The event was hosted by the nonprofit organization that helps families in need by providing items like home furnishings. On display were upcycled pieces of furniture created by a diverse group of artists for silent and live auctions.

The warehouse-like room was dimly lit and the heavy smells of wine and upholstery overwhelmed. A live band covered pop darling Sam Smith while people gathered around a table overflowing with bread and cheese. There were several hundred people in attendance, making it hard to navigate the room and the only streams of light seemed to come from windows along the walls that displayed the works of art.

While no one seemed to know exactly where in the room Linda Mortenson was, her presence lingered decisively on several silent auction sheets in the form of her signature.

She had been making her way along the art-lined walls, placing calculated bids on repainted tables, upholstered dining chairs and children’s furniture.
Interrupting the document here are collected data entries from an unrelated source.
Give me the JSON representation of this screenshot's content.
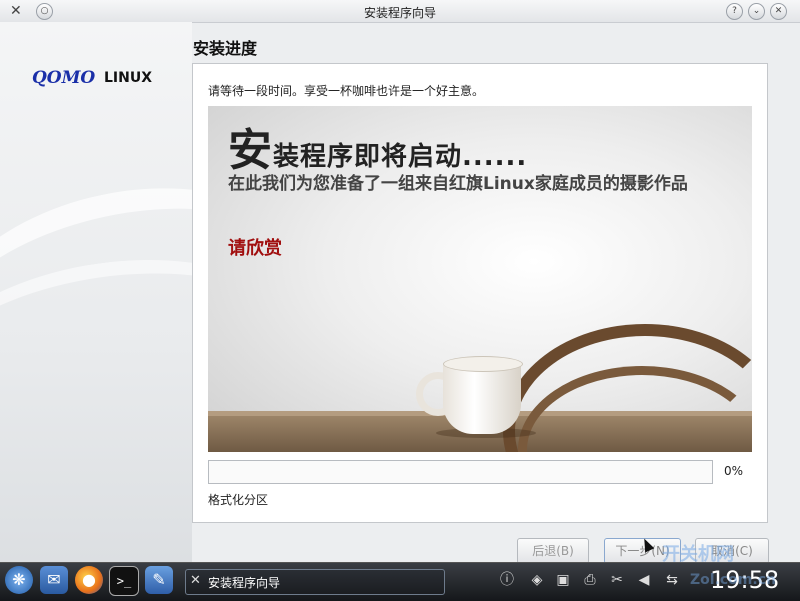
{
  "window": {
    "title": "安装程序向导"
  },
  "brand": {
    "qomo": "QOMO",
    "linux": "LINUX"
  },
  "page": {
    "title": "安装进度",
    "wait_text": "请等待一段时间。享受一杯咖啡也许是一个好主意。"
  },
  "slide": {
    "headline_big": "安",
    "headline_rest": "装程序即将启动......",
    "subtitle": "在此我们为您准备了一组来自红旗Linux家庭成员的摄影作品",
    "enjoy": "请欣赏"
  },
  "progress": {
    "value": 0.0,
    "label": "0%",
    "status": "格式化分区"
  },
  "buttons": {
    "back": "后退(B)",
    "next": "下一步(N)",
    "cancel": "取消(C)"
  },
  "taskbar": {
    "task_label": "安装程序向导",
    "clock": "19:58",
    "icons": [
      "start-icon",
      "mail-icon",
      "firefox-icon",
      "terminal-icon",
      "edit-icon"
    ],
    "tray_icons": [
      "info-icon",
      "network-icon",
      "display-icon",
      "printer-icon",
      "clipboard-icon",
      "volume-icon",
      "usb-icon"
    ]
  },
  "watermark": {
    "line1": "开关机网",
    "line2": "Zol.com.cn"
  },
  "colors": {
    "accent": "#5d8fd0",
    "brand_blue": "#1a2fa8",
    "enjoy_red": "#a10f0f"
  }
}
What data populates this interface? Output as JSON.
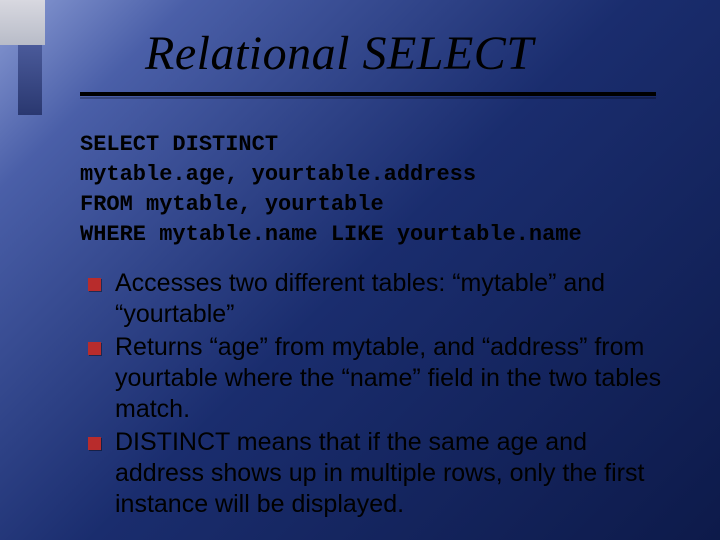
{
  "title": "Relational SELECT",
  "code": {
    "line1": "SELECT DISTINCT",
    "line2": "mytable.age, yourtable.address",
    "line3": "FROM mytable, yourtable",
    "line4": "WHERE mytable.name LIKE yourtable.name"
  },
  "bullets": {
    "item1": "Accesses two different tables: “mytable” and “yourtable”",
    "item2": "Returns “age” from mytable, and “address” from yourtable where the “name” field in the two tables match.",
    "item3": "DISTINCT means that if the same age and address shows up in multiple rows, only the first instance will be displayed."
  }
}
If there was a piece that the last person had bid $65 on, she bid $200, crossing out the last six slots behind her. For one piece, she had taken the last bid of $34 and raised it to $234.

The charismatic auctioneer sputtered what sounded like gibberish, egging participants on to bid more and more. (photo by Sayaka Matsuoka)
The charismatic auctioneer sputtered what sounded like gibberish, egging participants on to bid more and more. (photo by Sayaka Matsuoka)

A small group of women chattered just a few steps from the last work that Mortenson had bid on.

“That’s her style! She’s the queen!” one woman said.

The grapevine revealed that Mortenson’s husband was an orthopedic surgeon and that she was likely in the medical profession as well. She increasingly sounded like a real-life Claire Underwood from “House of Cards” — beautiful and relentless, stopping at nothing to get what she wants.

One brilliant painting that Mortenson surprisingly didn’t bid on realistically captured an angle of Franklin Street and contained small, hidden messages that read “Duke sucks.” Quite a crowd had gathered around that one.

Another painting across the room had garnered an audience as well.

The work by Laura Loe was small compared to the large chairs it sat between and although the subject matter was plain, there was something quite striking about the piece. Titled “Yellow chair in the sun,” it depicted a scene so serene and peaceful that it made viewers want to jump into the canvas and laze in the sun-soaked living room. Reminiscent of works by French painters who captured timeless scenes of the countryside, it had a nostalgic and lasting quality about it. As attendees gathered around the painting, curiously glancing at the bid sheet, the live auction began.

The first item was a beautiful painting of a wooden chair surrounded by vibrant butterflies fittingly titled “Metamorphosis” that sold for a couple hundred dollars. The objects came and went as the auctioneer sputtered prices so quickly it sounded like gibberish. Charismatically, he sold pieces left and right, encouraging audience members to bid higher and higher until he arrived at one particular lot. Titled “Ten Chairs for Ten Guests,” it turned out to be a gourmet dinner for 10 lucky individuals at, not a five-star restaurant, but a home in Greensboro’s own Fisher Park. The prize — and the action to win it — was unbelievable.

The whole thing seemed like a game. As the bids flew higher, the crowd whooped and clapped louder. The atmosphere resembled a lively sports event but those in attendance wore ties and heels instead of jerseys and baseball caps.

The prices soared from an already whopping $500 to the final bid of $1,500.

If Linda Mortenson was watching, no doubt she would have approved.